Again the German attendee was confused. He remarked to me that he couldn’t think of a single German that he knew who actually attended church. He always thought of today’s Germany as an example of secularism. And he is correct. This is also true o virtually every successful, Western nation around. The United States is pretty much alone when it comes to religiosity among the Western, modern nations.
And, I should point out, that among the Western nations the religious US is pretty much alone in its tendency to execute people with a regularity that is frightening -- with the most religious backwater states, such as Texas, taking pride in how many people they can kill in any one year. The US is again pretty much alone in an aggressive, interventionist foreign policy that is responsible for killing hundreds of thousands of innocent civilians. To the degree that other Western nations have been involved it has been under duress from the United States and in a very limited capacity.
The reality is that most the West today is secular and relatively peaceful. D’Sousa must know this. I sincerely doubt he is that ignorant and thus conclude his comments about secular societies being dictatorial is based on dishonesty and not ignorance.
After the debate Christopher Hitchens remarked to me that he was surprised that “so many libertarians” had sided with the religious side of the debate in a post-debate poll that was done.
Actually Mr. Hitchens was in error. He assumed the audience to be predominantly libertarian. In reality it was predominantly conservative with libertarians making up no more than 20% of the audience.

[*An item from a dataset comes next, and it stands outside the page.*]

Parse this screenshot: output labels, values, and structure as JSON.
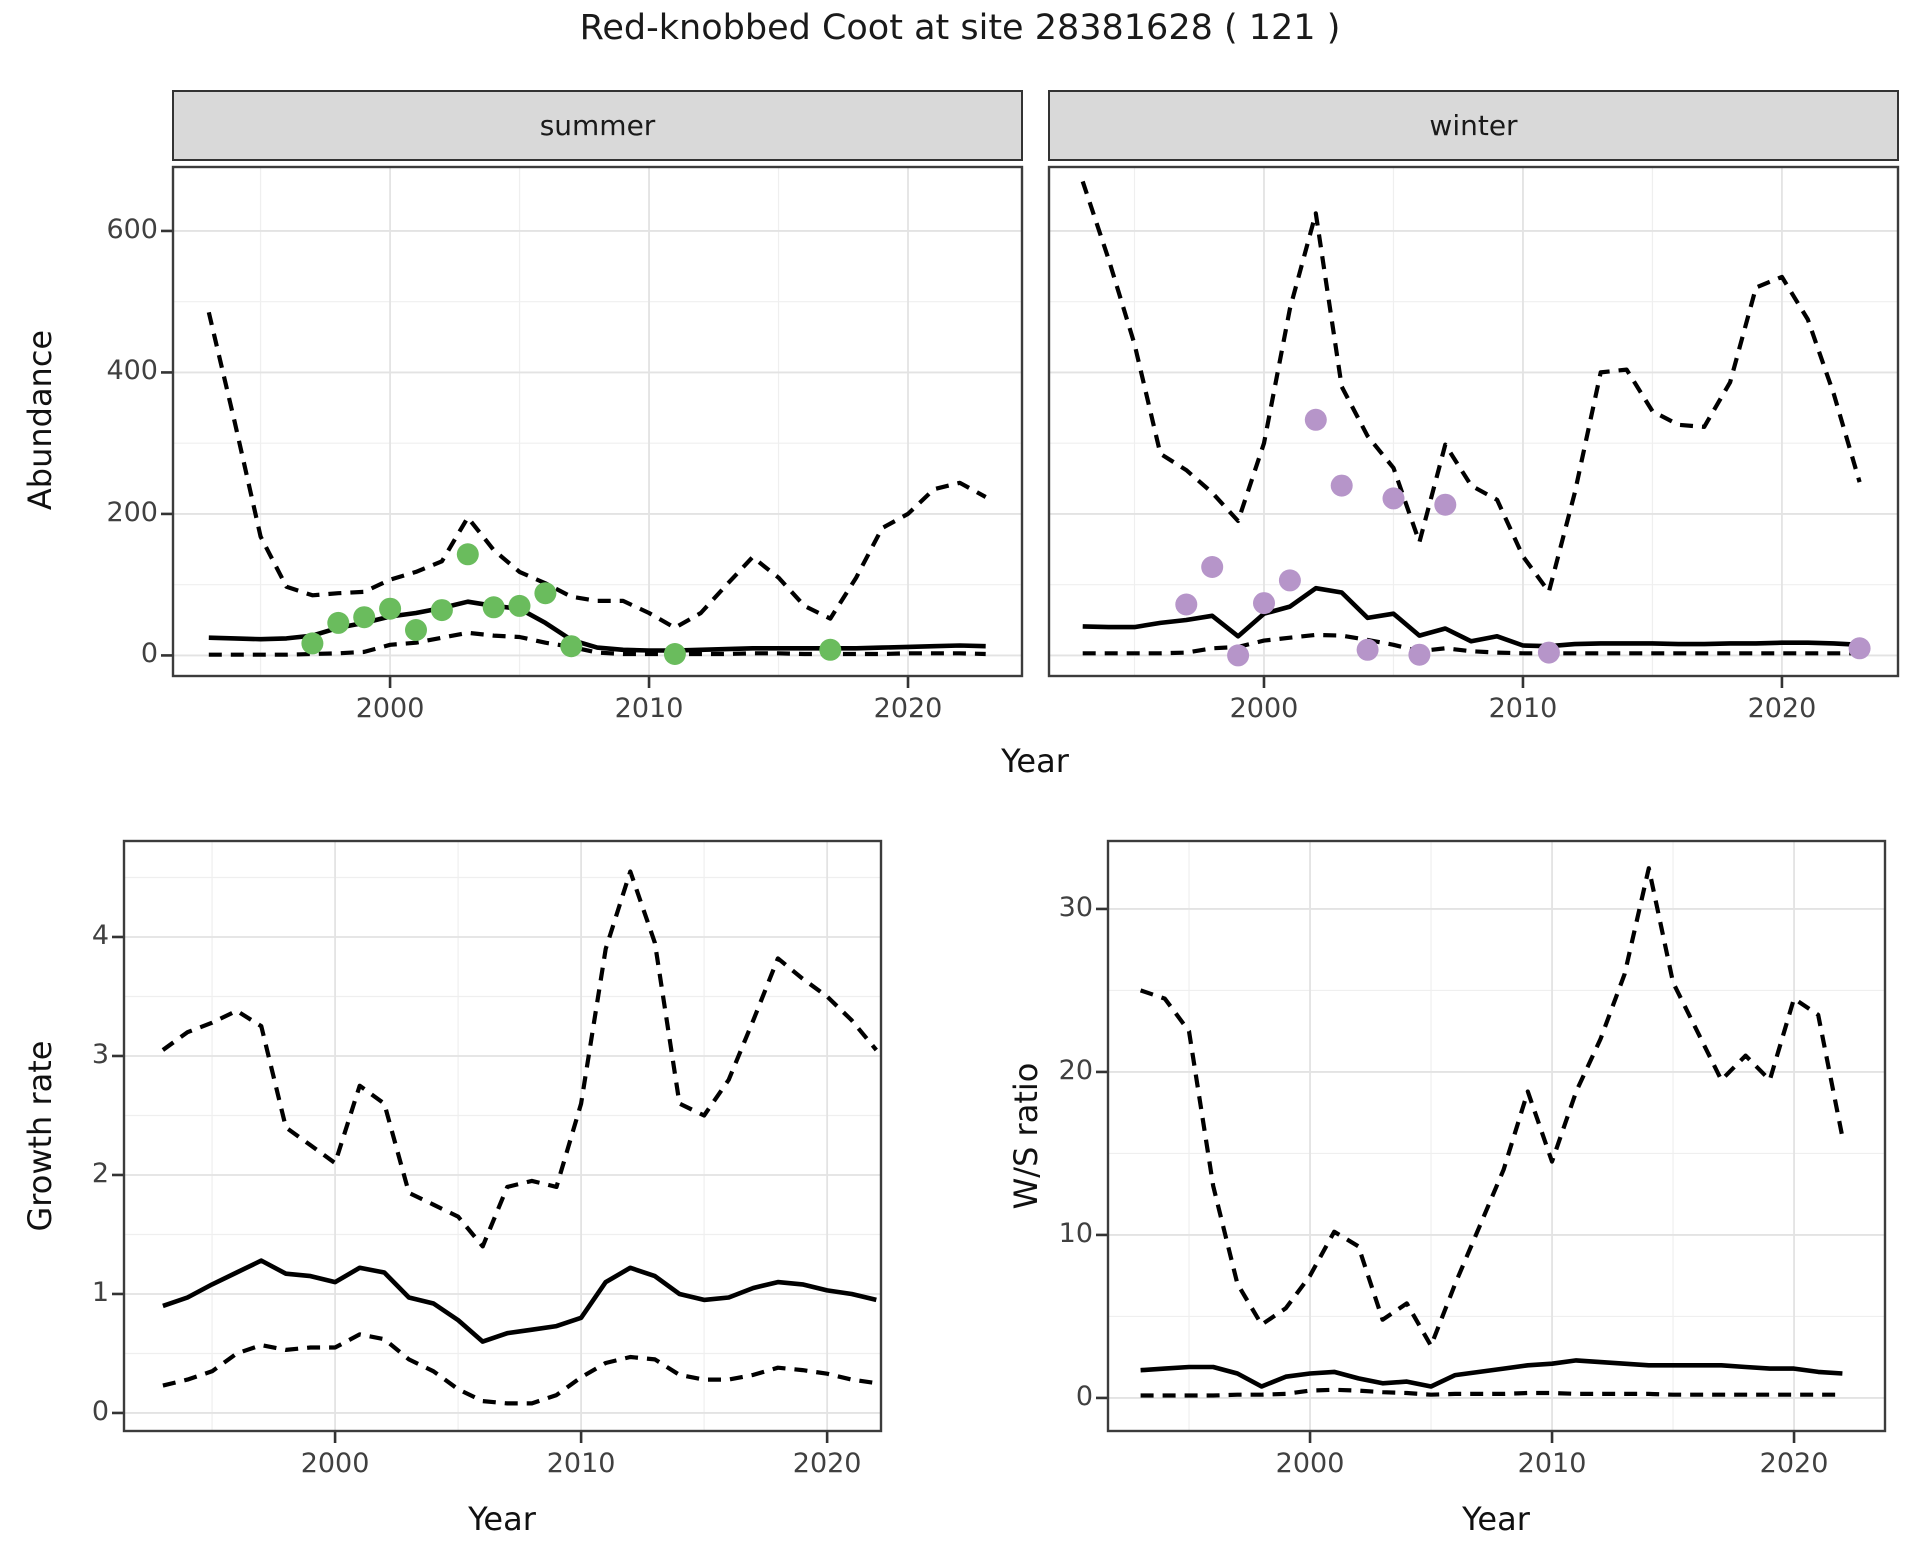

I was not present for the poll so I asked him what the breakdown was. He said it looked to be about a 50/50 split. He was disappointed at that but I was pleased. Yes, if the audience was predominantly libertarian I’d be unhappy -- libertarians tends to be more intelligent and less likely to be theistists. But when I realized that a predominantly conservative audience had split 50/50 on the god question I took that as an encouraging sign.
This audience, for the most part, should have been D’Sousa’s core group of supporters. That he could only muster half the audience in support of his position is just another sign that the United States is finally joining the West in the post-Christian era.
Photo: From a different debate. D'Sousa is on the far left and Hitchens on the right.